The European Union said Wednesday that the Netherlands gave Starbucks an illegal break on its tax bill, and it ordered the Dutch government to collect between $23 million and $34 million from the coffee company.
The decision is part of a wider crackdown by Brussels on “comfort letters,” tax rulings issued by countries such as the Netherlands, Luxembourg and Ireland to companies such as Starbucks and Amazon.
The EU said the specific tax deals with Starbucks and Italian car company Fiat, against which it also ruled Wednesday, allowed the companies to use “artificial and complex” methods to calculate taxable profits that “do not reflect economic reality.”
Starbucks’ Dutch unit operates the Seattle company’s only European roasting facility, from which it distributes products all over Europe, Africa and the Middle East. The EU investigation, begun last year, determined that the subsidiary artificially lowered its profits by paying a “very substantial royalty” to another Starbucks subsidiary in the UK for “coffee-roasting know-how.”

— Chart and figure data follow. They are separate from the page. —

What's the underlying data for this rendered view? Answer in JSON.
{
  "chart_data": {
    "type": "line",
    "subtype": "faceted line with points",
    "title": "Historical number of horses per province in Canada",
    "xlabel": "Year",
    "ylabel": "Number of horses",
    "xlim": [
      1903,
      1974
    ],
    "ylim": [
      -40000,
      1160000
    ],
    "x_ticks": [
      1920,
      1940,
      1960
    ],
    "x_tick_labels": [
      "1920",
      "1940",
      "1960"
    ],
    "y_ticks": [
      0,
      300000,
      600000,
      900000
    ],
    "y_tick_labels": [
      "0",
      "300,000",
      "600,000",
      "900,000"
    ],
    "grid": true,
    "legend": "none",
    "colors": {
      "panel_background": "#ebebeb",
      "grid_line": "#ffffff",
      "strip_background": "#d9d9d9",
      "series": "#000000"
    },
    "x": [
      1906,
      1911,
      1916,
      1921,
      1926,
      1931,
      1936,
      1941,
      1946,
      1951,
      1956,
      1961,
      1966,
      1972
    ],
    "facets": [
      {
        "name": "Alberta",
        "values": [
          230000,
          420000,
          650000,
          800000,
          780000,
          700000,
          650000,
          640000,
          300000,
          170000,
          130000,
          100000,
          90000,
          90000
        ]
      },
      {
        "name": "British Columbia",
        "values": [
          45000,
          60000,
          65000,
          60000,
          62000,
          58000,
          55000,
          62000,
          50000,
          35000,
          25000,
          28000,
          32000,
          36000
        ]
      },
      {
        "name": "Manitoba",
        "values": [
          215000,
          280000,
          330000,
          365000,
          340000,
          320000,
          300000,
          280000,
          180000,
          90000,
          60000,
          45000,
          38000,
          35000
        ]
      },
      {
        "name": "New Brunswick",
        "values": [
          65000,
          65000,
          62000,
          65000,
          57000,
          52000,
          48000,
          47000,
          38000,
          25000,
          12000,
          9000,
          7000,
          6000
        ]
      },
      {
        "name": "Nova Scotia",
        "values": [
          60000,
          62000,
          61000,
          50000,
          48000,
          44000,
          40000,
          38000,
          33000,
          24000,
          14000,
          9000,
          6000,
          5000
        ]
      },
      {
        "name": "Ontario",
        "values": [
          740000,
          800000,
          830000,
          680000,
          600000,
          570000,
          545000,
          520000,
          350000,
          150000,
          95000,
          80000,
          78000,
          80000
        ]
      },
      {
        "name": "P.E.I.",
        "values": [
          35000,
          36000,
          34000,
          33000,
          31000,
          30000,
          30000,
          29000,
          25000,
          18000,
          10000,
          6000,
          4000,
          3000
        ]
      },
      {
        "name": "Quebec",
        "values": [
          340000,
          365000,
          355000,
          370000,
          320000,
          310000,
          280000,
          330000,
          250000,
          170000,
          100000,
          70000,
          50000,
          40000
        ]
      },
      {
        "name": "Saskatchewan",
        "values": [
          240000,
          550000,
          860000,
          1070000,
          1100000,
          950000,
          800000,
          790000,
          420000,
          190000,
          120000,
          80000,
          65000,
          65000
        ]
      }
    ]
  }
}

The EU said the Dutch subsidiary is the only Starbucks unit to pay a royalty for that know-how, which means that a big chunk of its taxable profits are moved to the UK, where Starbucks hasn’t paid much corporate tax in recent years.
Starbucks said the EU’s assertion about the uniqueness of the Dutch royalty payments “is false.”
According to the EU investigation, the Starbucks roasting operation also paid “an inflated price” for coffee beans bought from another Starbucks subsidiary in Switzerland. The EU argues that by allowing Starbucks to calculate its profits this way, the Netherlands is giving the company, which until last year had its European headquarters in Amsterdam, an unfair state subsidy.
The Dutch government said it was “somewhat surprised” by the decision, since it believes international standards were applied.
Starbucks said it agrees with Netherlands officials and plans to appeal.